The formula assumes that a desirable target honors completion rate should at least equal the midway point between the university graduation rate and the adjusted honors completion rate.(See examples below, however, for programs that have honors completion rates that exceed the university graduation rate.) The formula can easily be changed to include lower or higher target levels by increasing or reducing the divisor.
H = the mean honors completion rate for the data set;
F = the mean freshman retention rate for the data set;
P = the program completion rate;
C = the completion rate of each program adjusted to the university freshman retention rate (.67*R);
R = the freshman retention rate of each parent university;
G = the graduation rate of each parent university;
T = the estimated target completion rate after the formula is applied. T = (G + C) /2. This is an estimate of what the minimum completion rate should be, given the university’s freshman retention rate and graduation rate, and the mean completion rate and mean freshman retention rate for this data set. Other data sets would of course have different data, but the formula could still be applied.
The completion rates of ten programs exceeded the graduation rates of their parent universities.
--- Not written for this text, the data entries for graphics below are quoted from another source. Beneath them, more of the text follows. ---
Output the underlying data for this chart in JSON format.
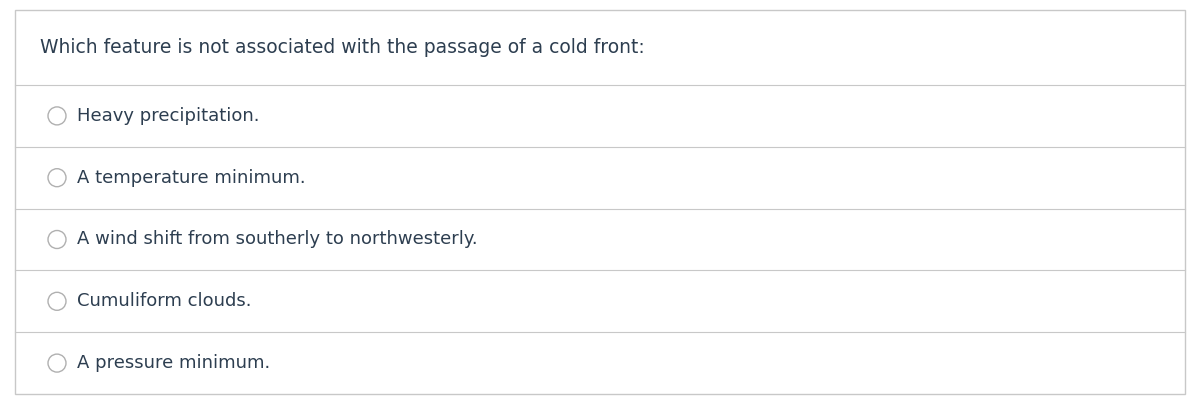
{
  "question": "Which feature is not associated with the passage of a cold front:",
  "options": [
    "Heavy precipitation.",
    "A temperature minimum.",
    "A wind shift from southerly to northwesterly.",
    "Cumuliform clouds.",
    "A pressure minimum."
  ],
  "background_color": "#ffffff",
  "border_color": "#c8c8c8",
  "text_color": "#2d3e50",
  "divider_color": "#c8c8c8",
  "question_fontsize": 13.5,
  "option_fontsize": 13,
  "radio_color": "#b0b0b0",
  "radio_fill": "#ffffff",
  "fig_width": 12.0,
  "fig_height": 4.04,
  "dpi": 100
}
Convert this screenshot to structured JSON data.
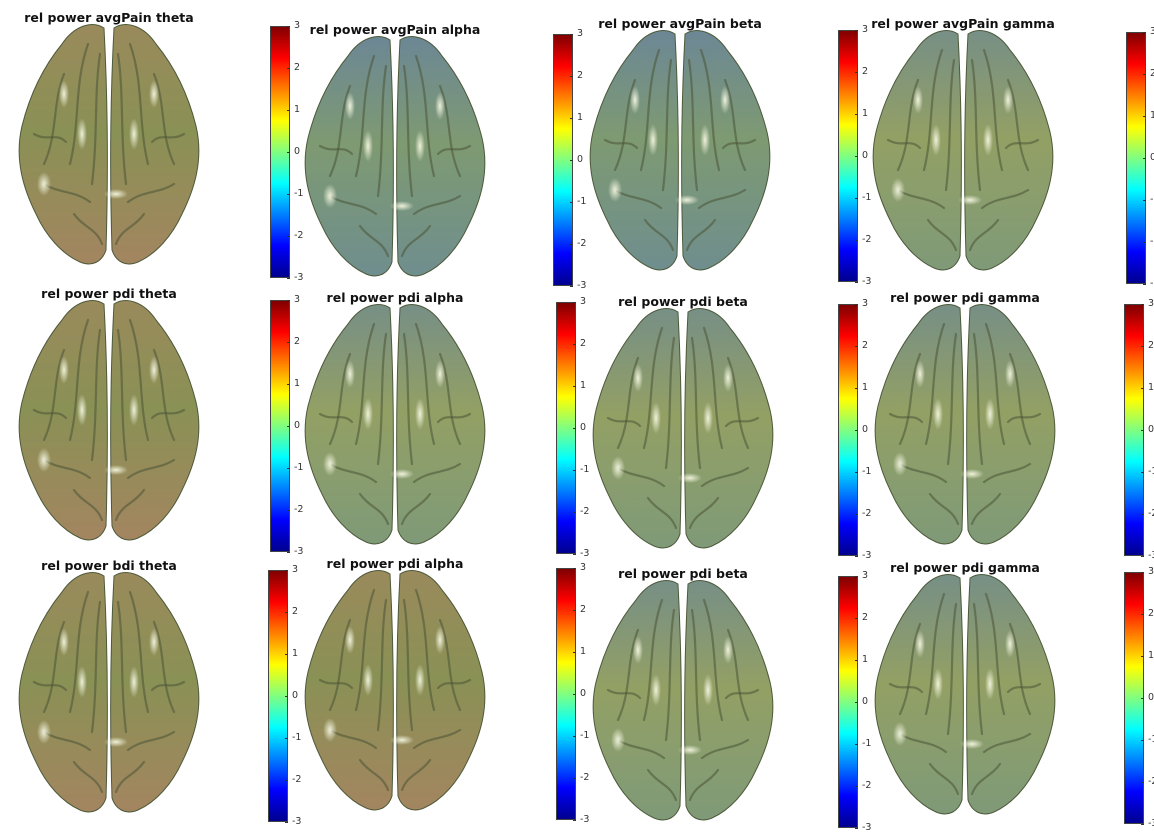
{
  "panels": [
    {
      "title": "rel power avgPain theta"
    },
    {
      "title": "rel power avgPain alpha"
    },
    {
      "title": "rel power avgPain beta"
    },
    {
      "title": "rel power avgPain gamma"
    },
    {
      "title": "rel power pdi theta"
    },
    {
      "title": "rel power pdi alpha"
    },
    {
      "title": "rel power pdi beta"
    },
    {
      "title": "rel power pdi gamma"
    },
    {
      "title": "rel power bdi theta"
    },
    {
      "title": "rel power pdi alpha"
    },
    {
      "title": "rel power pdi beta"
    },
    {
      "title": "rel power pdi gamma"
    }
  ],
  "colorbar": {
    "ticks": [
      "3",
      "2",
      "1",
      "0",
      "-1",
      "-2",
      "-3"
    ],
    "range": [
      -3,
      3
    ],
    "colormap": "jet"
  },
  "colors": {
    "brain_base": "#8a9a5a",
    "brain_highlight": "#f4f6e0",
    "brain_cool": "#6f8f9a",
    "brain_warm": "#9a6b5a"
  }
}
Here is the formula, where P = 61%; R = 92%; G = 83%:
First step = (H/F), or .57.88 / 86.81. The result is .67. This is a constant for this data set.
Second step is to adjust the completion rate in relation to the university freshman retention rate = .67 *R, or .67 *92. The result is 61.64 (C), a bit higher than the actual program completion rate of 61.0 (P), because of the relatively high freshman retention rate.
Third step is to adjust the completion rate C in relation to the university graduation rate in order to calculate the target completion rate. T = (G + C) /2, or (83 + 61.64) /2 = 72.32 (T).
Fourth step is to calculate P – T, which would be 61.00 – 72.32 = –11.32. This step calculates the extent to which the program completion rate varies from the estimated target rate. The program is performing below the estimated target rate. The relatively high university graduation rate is the main reason.
Honors program A had a program completion rate (P) of 84%, a freshman retention rate (R) of 88%, and a university graduation rate (G) of 73%. The C rate would be .67*88, or 58.96. The T calculation would be (G + C) /2, or (73 + 58.96) / 2= 65.98 (T). Now calculate C – T, (or 84 – 65.98) = +18.02. This program is performing far above its estimated target rate.
Honors program B had the same program completion rate (P) of 84% but a much higher freshman retention rate (R) of 95%, and a university graduation rate (G) of 81%. Calculating the C value would be .67*95, or 63.7, and the T would (G + C) /2, or (81 – 63.7) /2 = 73.325. When we calculate C – T, (84 – 73.325), the result is + 11.675. This program is performing well above its estimated rage, but even with the same completion rate as Program A, the impact of higher graduation and freshman retention rates for Program B causes its relative performance rating to be lower than Program A. In other words, the expectations were higher for Program B. Both programs are exceptional in that their honors completion rates exceed their university graduation rates.
Honors program D had a program completion rate (P) of 40%, a freshman retention rate (R) of 82%, and a university graduation rate (G) of 53%. C would be .67*82, or 54.94. T would be (G + C) /2, or (53 + 54.94) /2 = 53.97. Calculating C – T, the result is 40 – 53.97, or -13.97. Program D is significantly underperforming based on the formula.